According to the San Francisco Chronicle, the retrofit will consist of attaching, welding and grouting steel plates along the tube’s concrete inner surface in order to create a liner. The tube system’s gallery walls also will be fitted with flat steel plates, and crews will waterproof the tunnel’s concrete floors with a waterproofing polymer membrane. Each night, workers will remove a small section of track, level the concrete beneath it and coat it with the membrane. They will then pour new concrete on top and restore the track. In the final stage, workers will install new pumps that can flush out at least 3,000 gal of water per minute (three times current capacity), plus an emergency generator that can power the pumping system for 48 hours.

 

The pricetag for the update is approximately $313 million, and work is expected to run through 2022. At present, the tunnel is vulnerable to earthquakes of an 8.0 magnitude or above.

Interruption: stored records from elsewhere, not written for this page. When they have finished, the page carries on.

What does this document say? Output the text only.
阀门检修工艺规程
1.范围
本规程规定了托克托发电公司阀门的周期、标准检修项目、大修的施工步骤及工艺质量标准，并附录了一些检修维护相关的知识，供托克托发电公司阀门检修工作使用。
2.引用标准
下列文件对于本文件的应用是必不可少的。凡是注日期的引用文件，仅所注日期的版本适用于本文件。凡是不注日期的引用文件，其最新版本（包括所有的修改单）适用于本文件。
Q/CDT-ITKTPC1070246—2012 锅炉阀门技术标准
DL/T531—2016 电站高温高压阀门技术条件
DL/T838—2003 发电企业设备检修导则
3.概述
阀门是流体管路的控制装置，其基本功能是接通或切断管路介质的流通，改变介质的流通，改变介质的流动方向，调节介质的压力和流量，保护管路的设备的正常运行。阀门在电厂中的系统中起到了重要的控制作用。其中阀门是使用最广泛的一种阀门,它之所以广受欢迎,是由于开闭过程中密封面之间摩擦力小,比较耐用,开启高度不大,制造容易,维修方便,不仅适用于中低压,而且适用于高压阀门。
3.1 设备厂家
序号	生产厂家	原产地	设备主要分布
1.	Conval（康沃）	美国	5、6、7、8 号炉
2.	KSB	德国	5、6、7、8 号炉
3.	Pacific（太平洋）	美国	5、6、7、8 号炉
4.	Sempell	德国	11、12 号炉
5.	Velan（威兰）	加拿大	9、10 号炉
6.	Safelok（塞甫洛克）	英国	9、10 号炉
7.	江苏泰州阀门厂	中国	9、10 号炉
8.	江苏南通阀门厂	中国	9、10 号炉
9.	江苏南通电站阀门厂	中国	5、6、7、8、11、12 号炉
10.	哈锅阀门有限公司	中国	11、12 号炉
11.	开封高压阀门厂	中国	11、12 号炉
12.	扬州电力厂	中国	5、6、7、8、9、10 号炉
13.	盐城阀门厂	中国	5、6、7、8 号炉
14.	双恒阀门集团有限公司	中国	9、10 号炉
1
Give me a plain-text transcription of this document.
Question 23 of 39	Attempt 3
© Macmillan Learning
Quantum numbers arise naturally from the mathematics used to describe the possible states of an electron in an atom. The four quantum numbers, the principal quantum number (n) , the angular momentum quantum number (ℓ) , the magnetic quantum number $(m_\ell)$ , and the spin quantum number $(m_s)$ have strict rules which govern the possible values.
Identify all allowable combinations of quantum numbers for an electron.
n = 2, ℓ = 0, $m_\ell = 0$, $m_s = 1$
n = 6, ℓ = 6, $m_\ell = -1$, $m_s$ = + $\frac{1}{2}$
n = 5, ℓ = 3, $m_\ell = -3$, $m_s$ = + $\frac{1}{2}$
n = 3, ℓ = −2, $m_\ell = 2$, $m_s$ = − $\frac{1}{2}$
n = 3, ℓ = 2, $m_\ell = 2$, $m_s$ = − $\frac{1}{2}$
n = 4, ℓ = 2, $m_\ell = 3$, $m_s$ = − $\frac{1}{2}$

The purpose of the retrofit is to give those people who may be in the tube in the event of such an earthquake time to get out before it floods.

 

Though commutes will be disrupted for thousands of riders, officials are adamant that the repairs are crucial and necessary. “We want to make sure that workers and patrons who happen to be in the tube during a major event have enough time to exit” before the structure floods, Zecharias Amare, BART’s group manager of capital projects, told reporters.